Ok, a quick deny of the user-agent made my server start responding with 403s to all those requests and instead of a 225K response it now sent back 465 bytes per request. The average bandwidth on the site immediately dropped down to below 20Mbps again. Back to looking for Frank’s 403-problem
The answer was pretty simple and I didn’t have to search a lot. The clues existed in the error logs and it turned out we had “mod_evasive” enabled since another heavy bot load “attack” a while back. It is a module for “rate limiting” incoming requests and since a lot of requests to our server now comes from Fastly’s limited set of IP addresses and we had this crazy QQ thing hitting us, my server would return a 403 every now and then when it considered the rate too high.
I whitelisted Fastly’s requests and Frank’s 403 problems were solved.
Deny a level up
The bot traffic showed no sign of slowing down. Easily 20 requests per second, to the same URL and they all get an error back and obviously they don’t care. I decided to up my game a little so with help, I moved my blocking of this service to Fastly. I now block their user-agent already there so the traffic doesn’t ever reach my server. Phew, my server was finally back to its regular calm state. They way it should be.
It doesn’t stop there. Here’s a follow-up graph I just grabbed, a little over a week since I started the blocking. 16.5 million blocked requests (and counting). This graph here shows number of requests/hour on the Y axis, peeking at almost 190k; around 50 requests/second. The load is of course not actually a problem, just a nuisance now. QQGameHall keeps on going.
What we know about this.
Friends on Twitter and googling for this name informs us that this is a “game launcher” done by Tencent. I’ve tried to contact them via Twitter (as I have no means of contacting them otherwise that seems even remotely likely to work).
I have not checked what these user-agent POSTs, because I didn’t log that. I suspect it was just a zero byte POST.
The URL they post to is the CA cert bundle file with provide on the curl CA extract web page.
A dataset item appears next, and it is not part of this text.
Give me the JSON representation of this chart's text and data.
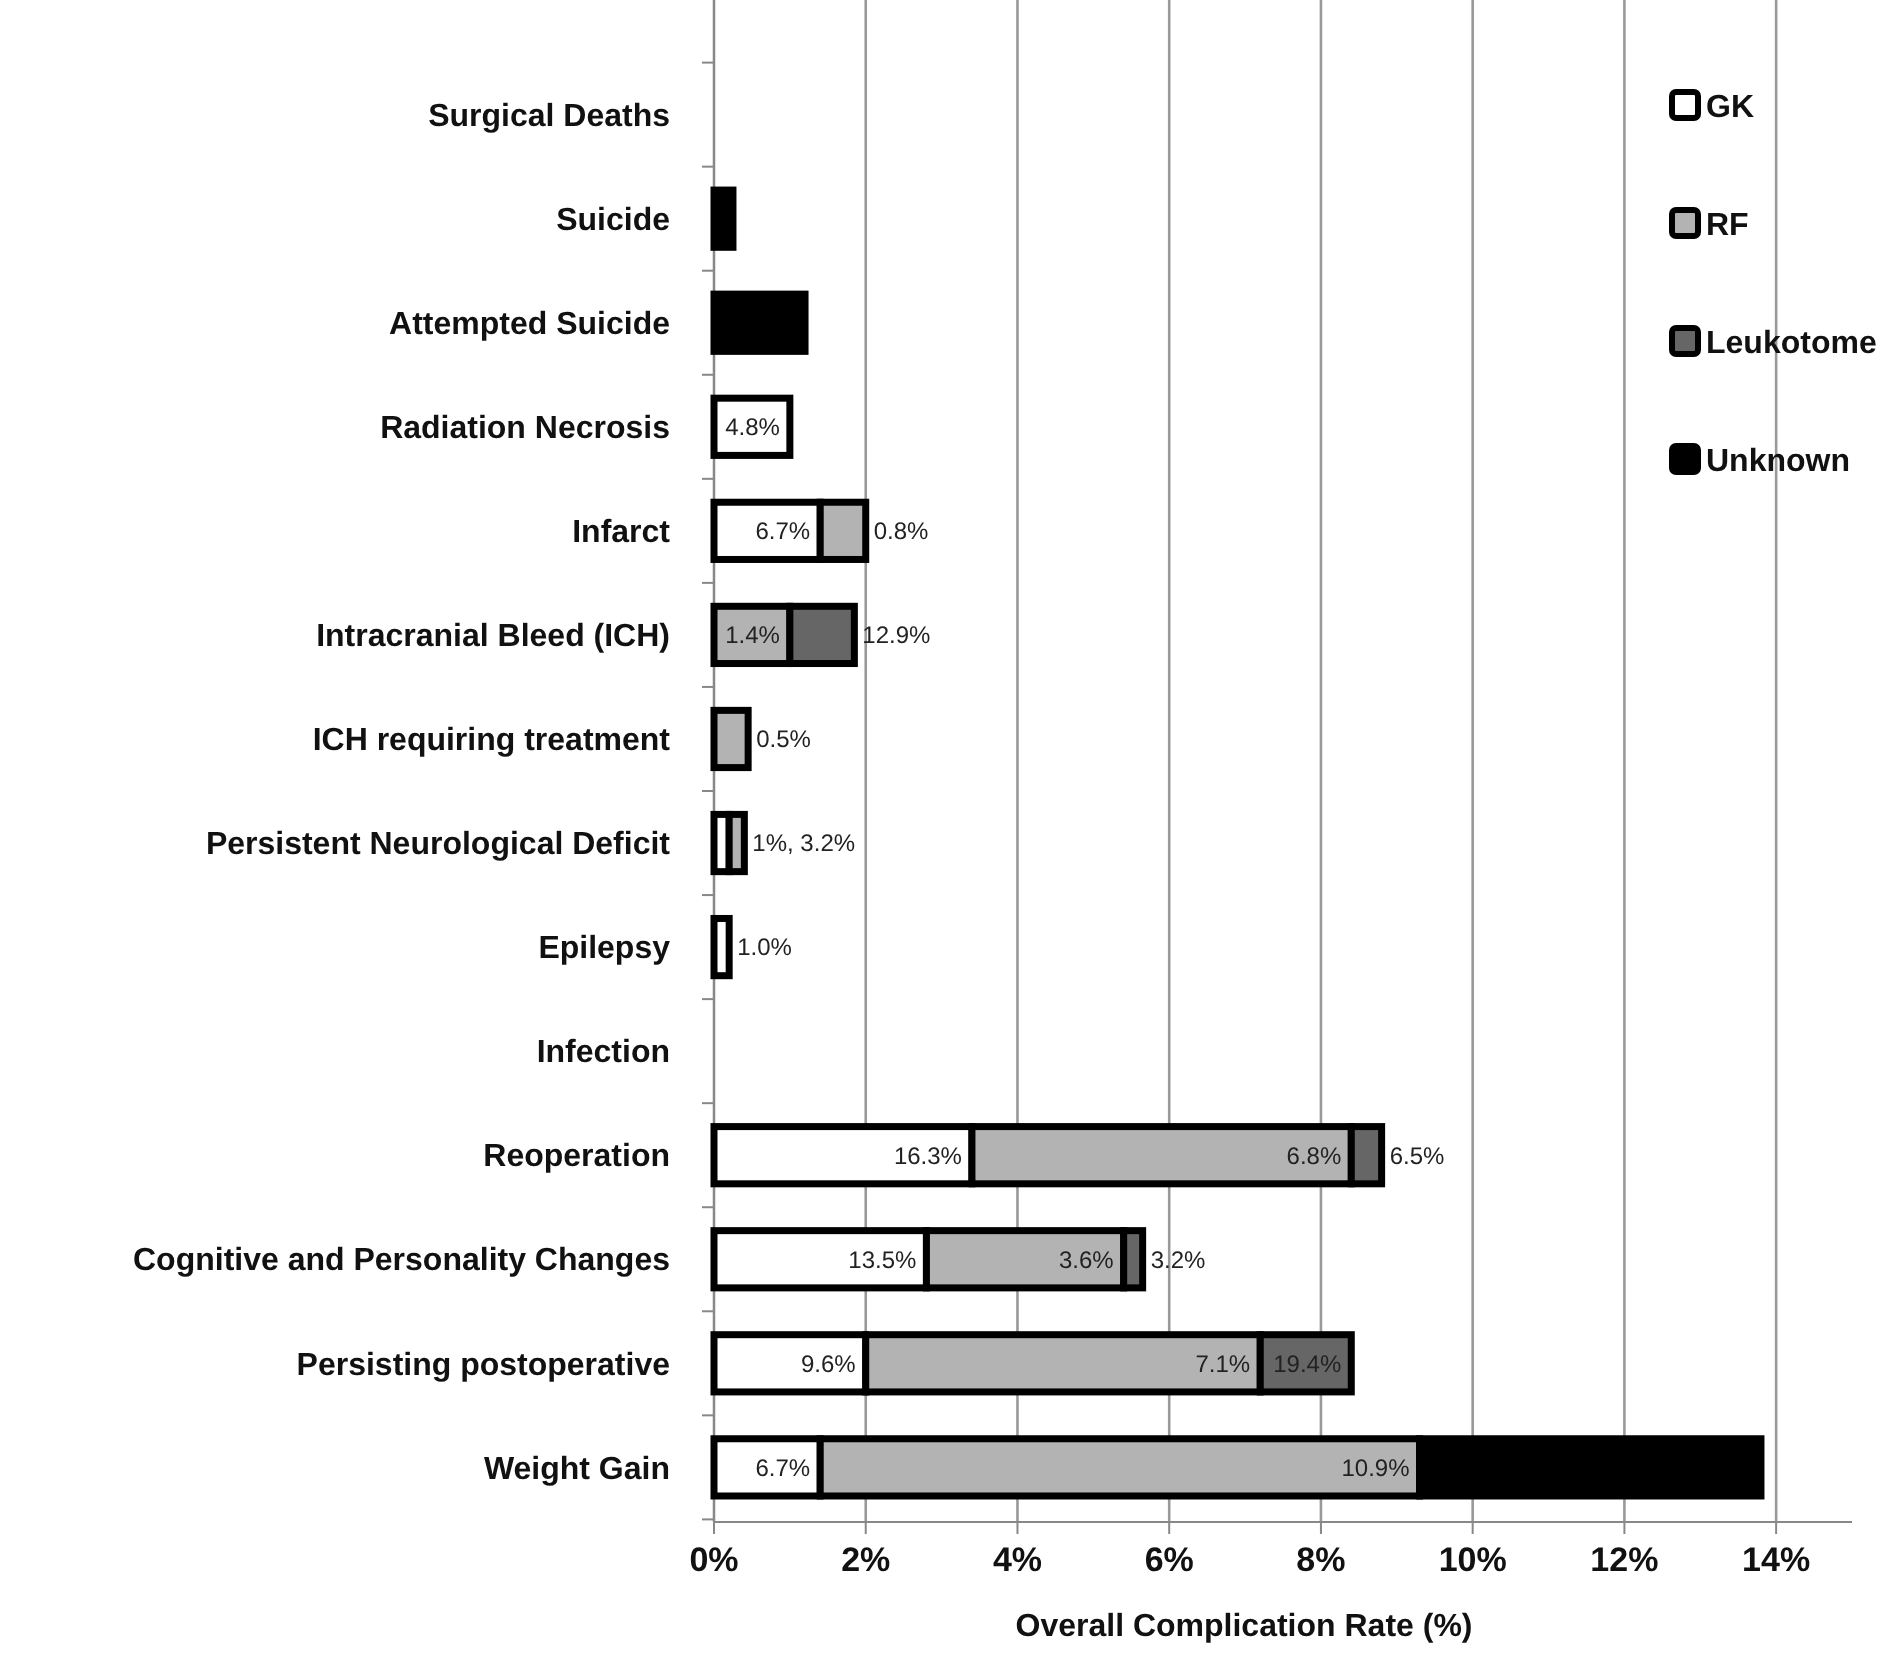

The one we convert from the Mozilla version into a PEM for users of the world to enjoy. (Someone seems to enjoy this maybe just a little too much.)
The user-agents seemed to come (mostly) from China which seems to add up. Also, the look of the graph when it goes up and down could indicate an eastern time zone.
This program uses libcurl. Harry in the #curl channel found files in Virus Total and had a look. It is, I think, therefore highly likely that this “storm” is caused by an application using curl!
My theory: this is some sort of service that was deployed, or an upgrade shipped, that wants to get an updated CA store and they get that from our site with this request. Either they get it far too often or maybe there are just a very large amount them or similar. I cannot understand why they issue a POST though. If they would just have done a GET I would never have noticed and they would’ve fetched perfectly fine cached versions from the CDN…
Feel free to speculate further!
Logging, privacy, analytics
I don’t have any logging of the CDN traffic to the curl site. Primarily because I haven’t had to, but also because I appreciate the privacy gain for our users and finally because handling logs at this volume pretty much requires a separate service and they all seem to be fairly pricey – for something I really don’t want. So therefore I don’t see the source IP addresses these things. (But yes, I can ask Fastly to check and tell me if I really really wanted to know.)
Also: I don’t run any analytics (Google or otherwise) on the site, primarily for privacy reasons. So that won’t give me that data or other clues either.
Update: it has been proposed I could see the IP address in the
X-Forwarded-For: headers and it seems accurate. Of course I didn’t log that header during this period but I will consider starting doing it for better control and info in the future.
Update 2: As of May 18 2020, this flood has not diminished. Logs show that we still block about 5 million requests/day from this service, peaking at over 100 requests/minute.